Hacker News new | ask | show | jobs
by ppeetteerr 1652 days ago
Not a Go programmer but I can say that Generics were important for me to consider adoption of Go. Now that they are present, it's a legitimate language. Whether they make code messy really depends on how they are being used.
4 comments

It's been a legit language for years. Frankly I've enjoyed the lack of generics acting as a filter function for astronaut engineering.

I don't want to read through a heavily templated, generic code base when concrete, simple types will do. Go is so easy to read and reason about that I'm genuinely afraid of any change which could affect that.

The best advertisement for avoiding generics in Go despite their availability is the fact that they won't appear in the standard library for some time, and that the language maintainers believe it will take years to understand how to use them appropriately.

I'd wait until we see how the updated standard library looks like. In Java they had to invent Streams. Scala/Kotlin didn't repeat that mistake and so their collection APIs are more natural to work with.

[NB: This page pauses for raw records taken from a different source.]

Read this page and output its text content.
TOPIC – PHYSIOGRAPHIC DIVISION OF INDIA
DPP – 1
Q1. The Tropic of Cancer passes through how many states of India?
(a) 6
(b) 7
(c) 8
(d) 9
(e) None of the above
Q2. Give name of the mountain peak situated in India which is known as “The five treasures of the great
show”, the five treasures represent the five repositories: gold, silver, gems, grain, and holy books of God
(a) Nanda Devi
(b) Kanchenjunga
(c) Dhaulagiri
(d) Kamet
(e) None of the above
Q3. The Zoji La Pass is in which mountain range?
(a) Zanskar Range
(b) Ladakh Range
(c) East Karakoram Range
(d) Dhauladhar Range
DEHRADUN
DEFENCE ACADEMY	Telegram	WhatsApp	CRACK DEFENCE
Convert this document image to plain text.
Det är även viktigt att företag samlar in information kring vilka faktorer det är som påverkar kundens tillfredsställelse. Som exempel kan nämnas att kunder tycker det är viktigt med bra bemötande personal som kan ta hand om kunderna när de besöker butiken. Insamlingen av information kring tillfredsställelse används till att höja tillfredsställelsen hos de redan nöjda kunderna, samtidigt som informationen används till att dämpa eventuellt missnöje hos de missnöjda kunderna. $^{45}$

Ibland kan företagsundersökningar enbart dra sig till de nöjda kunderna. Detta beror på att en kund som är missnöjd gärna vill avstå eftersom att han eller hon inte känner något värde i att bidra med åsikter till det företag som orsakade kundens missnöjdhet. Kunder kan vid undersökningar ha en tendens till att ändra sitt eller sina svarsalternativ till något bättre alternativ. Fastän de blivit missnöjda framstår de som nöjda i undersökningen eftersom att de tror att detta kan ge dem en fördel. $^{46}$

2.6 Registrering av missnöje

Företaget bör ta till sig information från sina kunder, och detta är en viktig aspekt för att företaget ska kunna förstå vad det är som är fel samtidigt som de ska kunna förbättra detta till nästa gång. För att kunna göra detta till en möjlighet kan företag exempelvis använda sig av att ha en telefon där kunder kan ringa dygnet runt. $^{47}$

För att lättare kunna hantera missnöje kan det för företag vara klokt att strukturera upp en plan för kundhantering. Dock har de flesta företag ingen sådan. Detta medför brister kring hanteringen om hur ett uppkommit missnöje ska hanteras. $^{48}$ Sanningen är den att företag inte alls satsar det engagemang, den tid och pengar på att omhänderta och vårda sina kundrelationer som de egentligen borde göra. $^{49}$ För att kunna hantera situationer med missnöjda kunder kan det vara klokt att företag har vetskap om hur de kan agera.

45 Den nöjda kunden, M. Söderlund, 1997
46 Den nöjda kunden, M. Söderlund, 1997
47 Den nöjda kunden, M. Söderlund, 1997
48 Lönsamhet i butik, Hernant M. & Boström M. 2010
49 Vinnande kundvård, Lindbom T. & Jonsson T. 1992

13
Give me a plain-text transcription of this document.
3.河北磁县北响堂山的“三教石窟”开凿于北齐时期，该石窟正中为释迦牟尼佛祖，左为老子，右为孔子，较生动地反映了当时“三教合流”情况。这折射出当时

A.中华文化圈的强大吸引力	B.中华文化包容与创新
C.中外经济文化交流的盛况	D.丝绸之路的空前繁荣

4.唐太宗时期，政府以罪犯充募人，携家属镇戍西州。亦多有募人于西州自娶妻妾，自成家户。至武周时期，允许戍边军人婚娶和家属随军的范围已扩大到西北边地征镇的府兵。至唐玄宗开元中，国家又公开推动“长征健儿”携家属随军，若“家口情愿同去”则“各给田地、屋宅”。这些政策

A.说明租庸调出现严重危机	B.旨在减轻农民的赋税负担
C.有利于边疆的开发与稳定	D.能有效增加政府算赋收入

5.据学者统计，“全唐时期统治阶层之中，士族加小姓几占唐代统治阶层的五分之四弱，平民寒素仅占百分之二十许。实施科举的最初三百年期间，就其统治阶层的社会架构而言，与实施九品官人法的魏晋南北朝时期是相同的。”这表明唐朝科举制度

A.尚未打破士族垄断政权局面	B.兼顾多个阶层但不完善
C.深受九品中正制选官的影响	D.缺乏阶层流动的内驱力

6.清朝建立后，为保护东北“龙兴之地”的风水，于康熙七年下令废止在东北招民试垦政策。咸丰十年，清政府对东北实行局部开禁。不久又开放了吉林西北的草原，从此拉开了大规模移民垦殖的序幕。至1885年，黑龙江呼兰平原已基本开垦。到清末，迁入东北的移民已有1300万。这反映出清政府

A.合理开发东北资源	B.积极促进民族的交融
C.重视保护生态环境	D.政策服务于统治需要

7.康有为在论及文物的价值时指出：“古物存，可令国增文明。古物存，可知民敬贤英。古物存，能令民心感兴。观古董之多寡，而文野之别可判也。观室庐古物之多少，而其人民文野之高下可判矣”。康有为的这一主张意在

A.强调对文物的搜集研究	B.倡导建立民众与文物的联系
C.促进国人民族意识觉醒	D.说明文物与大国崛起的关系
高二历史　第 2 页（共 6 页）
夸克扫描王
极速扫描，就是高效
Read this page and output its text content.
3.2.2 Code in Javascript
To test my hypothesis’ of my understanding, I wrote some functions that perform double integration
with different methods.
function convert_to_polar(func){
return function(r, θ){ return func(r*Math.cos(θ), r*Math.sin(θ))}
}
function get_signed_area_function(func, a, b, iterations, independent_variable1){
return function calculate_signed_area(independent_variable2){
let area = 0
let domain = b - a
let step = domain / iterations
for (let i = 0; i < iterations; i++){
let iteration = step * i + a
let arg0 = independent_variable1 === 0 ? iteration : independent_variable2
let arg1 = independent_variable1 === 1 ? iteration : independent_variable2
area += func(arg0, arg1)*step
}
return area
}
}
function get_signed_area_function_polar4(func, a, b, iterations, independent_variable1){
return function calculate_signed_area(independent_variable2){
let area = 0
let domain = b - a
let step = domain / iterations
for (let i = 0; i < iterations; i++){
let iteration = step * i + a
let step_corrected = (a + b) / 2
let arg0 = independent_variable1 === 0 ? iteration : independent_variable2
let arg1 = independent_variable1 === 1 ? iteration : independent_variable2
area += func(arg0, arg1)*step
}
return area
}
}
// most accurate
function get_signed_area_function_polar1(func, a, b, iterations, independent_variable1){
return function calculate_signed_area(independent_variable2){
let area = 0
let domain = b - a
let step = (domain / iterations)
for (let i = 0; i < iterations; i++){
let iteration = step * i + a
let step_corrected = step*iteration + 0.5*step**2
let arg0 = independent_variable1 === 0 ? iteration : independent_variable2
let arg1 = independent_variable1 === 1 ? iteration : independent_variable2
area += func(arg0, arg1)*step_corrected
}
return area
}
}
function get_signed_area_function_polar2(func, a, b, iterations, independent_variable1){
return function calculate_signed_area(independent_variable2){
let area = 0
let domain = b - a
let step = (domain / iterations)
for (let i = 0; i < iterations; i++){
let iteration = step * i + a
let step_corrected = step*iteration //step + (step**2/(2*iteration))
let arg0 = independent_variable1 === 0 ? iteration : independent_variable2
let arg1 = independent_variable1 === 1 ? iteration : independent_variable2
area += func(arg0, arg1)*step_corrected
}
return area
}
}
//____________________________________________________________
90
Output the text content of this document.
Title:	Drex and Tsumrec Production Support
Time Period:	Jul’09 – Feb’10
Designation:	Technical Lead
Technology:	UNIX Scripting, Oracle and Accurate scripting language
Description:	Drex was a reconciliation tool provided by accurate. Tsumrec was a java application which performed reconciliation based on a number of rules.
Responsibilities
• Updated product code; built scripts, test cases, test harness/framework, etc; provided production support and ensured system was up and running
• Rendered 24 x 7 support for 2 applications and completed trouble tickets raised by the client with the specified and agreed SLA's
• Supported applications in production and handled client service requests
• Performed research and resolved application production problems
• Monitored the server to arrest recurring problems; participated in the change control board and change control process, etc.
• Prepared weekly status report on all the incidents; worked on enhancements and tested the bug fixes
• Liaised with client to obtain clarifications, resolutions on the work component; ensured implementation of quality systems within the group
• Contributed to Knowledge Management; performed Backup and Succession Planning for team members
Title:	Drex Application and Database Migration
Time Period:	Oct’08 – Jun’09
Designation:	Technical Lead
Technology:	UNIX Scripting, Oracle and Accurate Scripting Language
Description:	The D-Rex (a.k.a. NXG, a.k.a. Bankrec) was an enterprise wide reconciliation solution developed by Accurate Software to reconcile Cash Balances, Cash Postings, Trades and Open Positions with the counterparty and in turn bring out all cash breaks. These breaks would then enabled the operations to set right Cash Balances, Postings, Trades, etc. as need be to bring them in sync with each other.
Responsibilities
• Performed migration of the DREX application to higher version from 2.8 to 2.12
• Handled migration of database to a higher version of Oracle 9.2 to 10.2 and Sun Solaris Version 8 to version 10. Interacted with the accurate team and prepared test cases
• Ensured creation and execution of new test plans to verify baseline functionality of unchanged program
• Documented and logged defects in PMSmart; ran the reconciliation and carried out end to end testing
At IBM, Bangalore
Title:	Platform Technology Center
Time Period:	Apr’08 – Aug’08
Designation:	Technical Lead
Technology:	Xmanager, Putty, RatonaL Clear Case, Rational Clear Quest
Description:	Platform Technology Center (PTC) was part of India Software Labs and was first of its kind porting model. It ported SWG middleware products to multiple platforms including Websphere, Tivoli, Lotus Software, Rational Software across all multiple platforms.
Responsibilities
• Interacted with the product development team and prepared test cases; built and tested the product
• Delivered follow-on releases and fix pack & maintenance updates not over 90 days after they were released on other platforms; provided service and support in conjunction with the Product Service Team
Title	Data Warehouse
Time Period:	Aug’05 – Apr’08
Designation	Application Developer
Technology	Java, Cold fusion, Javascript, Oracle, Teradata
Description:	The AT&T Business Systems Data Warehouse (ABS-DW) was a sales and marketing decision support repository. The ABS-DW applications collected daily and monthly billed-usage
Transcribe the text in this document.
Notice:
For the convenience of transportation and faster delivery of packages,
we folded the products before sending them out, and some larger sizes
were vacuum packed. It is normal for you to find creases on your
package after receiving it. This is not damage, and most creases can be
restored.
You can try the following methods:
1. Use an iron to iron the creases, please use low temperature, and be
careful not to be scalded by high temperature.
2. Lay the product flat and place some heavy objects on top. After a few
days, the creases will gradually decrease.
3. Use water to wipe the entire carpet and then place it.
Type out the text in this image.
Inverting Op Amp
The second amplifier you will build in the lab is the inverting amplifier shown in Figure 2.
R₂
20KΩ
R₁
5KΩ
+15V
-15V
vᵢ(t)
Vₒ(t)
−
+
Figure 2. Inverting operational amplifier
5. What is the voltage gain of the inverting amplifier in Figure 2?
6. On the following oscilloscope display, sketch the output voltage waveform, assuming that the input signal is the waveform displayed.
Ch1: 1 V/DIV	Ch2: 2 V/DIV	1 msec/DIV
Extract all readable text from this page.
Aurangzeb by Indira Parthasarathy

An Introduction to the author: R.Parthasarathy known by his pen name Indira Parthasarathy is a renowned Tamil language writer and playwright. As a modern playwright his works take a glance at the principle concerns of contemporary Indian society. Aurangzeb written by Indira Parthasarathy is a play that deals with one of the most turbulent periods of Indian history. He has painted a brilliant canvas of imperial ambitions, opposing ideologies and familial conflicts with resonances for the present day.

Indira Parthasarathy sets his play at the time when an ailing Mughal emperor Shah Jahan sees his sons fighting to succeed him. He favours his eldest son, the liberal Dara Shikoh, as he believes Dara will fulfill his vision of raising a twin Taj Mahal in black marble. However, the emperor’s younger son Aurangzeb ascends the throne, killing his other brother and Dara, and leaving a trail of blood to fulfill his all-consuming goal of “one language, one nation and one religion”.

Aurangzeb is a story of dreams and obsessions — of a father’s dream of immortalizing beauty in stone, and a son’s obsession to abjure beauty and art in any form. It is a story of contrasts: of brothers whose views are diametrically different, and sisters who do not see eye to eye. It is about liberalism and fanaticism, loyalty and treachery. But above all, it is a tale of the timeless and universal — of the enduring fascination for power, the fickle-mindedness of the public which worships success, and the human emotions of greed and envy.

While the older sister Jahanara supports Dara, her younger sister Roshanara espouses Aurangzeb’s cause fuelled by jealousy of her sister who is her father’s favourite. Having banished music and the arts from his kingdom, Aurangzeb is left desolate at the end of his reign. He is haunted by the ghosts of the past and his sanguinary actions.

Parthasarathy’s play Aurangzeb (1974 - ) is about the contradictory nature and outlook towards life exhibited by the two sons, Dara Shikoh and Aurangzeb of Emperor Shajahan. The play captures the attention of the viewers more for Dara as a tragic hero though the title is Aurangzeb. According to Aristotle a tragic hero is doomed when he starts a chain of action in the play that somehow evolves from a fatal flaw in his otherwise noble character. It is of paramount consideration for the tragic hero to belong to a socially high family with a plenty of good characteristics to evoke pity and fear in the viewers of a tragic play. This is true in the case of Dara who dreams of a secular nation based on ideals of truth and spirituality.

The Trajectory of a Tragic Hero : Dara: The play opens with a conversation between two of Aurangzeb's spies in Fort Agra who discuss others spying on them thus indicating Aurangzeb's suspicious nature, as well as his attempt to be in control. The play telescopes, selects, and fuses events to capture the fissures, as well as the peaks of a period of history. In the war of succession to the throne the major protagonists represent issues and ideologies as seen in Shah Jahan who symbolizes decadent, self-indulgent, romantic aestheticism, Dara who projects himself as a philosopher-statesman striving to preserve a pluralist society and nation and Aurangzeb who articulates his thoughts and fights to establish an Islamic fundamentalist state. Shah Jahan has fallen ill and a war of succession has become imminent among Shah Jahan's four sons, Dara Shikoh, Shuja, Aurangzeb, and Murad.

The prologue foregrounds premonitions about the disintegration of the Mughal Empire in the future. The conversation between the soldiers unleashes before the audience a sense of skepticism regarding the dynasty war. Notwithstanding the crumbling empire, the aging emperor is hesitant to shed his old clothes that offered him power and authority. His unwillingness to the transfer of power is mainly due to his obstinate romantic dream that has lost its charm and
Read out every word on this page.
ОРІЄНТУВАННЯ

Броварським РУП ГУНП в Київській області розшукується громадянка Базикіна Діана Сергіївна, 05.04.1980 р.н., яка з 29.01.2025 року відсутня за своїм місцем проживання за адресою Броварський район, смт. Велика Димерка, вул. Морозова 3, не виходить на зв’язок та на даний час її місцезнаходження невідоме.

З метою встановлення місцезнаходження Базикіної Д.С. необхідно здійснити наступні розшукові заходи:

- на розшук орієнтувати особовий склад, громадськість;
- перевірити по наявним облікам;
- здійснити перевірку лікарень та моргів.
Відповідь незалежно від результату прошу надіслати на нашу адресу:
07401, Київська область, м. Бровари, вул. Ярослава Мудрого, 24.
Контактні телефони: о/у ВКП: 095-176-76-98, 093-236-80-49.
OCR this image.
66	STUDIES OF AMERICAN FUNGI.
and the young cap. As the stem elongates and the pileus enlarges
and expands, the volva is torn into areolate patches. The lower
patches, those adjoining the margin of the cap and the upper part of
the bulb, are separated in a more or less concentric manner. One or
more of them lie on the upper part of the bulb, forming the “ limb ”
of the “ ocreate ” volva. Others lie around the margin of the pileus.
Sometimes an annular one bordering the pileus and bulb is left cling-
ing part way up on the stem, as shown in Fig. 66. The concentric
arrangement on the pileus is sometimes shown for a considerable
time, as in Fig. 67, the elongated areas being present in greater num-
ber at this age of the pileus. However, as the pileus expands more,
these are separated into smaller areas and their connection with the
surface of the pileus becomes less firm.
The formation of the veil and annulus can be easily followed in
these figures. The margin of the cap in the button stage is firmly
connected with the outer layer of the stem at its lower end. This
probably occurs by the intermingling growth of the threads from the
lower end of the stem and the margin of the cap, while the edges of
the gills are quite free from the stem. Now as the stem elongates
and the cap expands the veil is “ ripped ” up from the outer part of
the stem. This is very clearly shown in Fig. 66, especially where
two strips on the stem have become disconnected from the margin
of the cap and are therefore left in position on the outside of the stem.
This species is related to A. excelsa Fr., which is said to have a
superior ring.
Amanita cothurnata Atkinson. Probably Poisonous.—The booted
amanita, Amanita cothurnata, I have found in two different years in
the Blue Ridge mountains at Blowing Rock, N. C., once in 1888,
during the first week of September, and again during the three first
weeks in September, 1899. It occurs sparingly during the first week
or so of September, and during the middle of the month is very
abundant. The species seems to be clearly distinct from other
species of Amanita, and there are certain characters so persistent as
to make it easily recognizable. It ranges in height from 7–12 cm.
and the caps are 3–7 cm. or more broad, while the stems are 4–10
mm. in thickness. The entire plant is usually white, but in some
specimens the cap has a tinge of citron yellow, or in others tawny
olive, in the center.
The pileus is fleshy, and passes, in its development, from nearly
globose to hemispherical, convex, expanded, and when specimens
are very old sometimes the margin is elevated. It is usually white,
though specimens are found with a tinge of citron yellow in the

Historically golang has repeated most Java mistakes so I don't hold my breadth.

On the positive side, now Either/Try-like composable types are possible. So even if they insist on not having exceptions they could clean up error processing.

> Now that they are present, it's a legitimate language.

I second that sentiment, but I would have to look into the specifics. Generics ala Java aren't really that attractive when Rust mainstreams ML-style polymorphism with Haskell-style overloading.

What about `if err return err` everywhere?
I like them personally. It is easy to ignore them, and if you want them, they are there.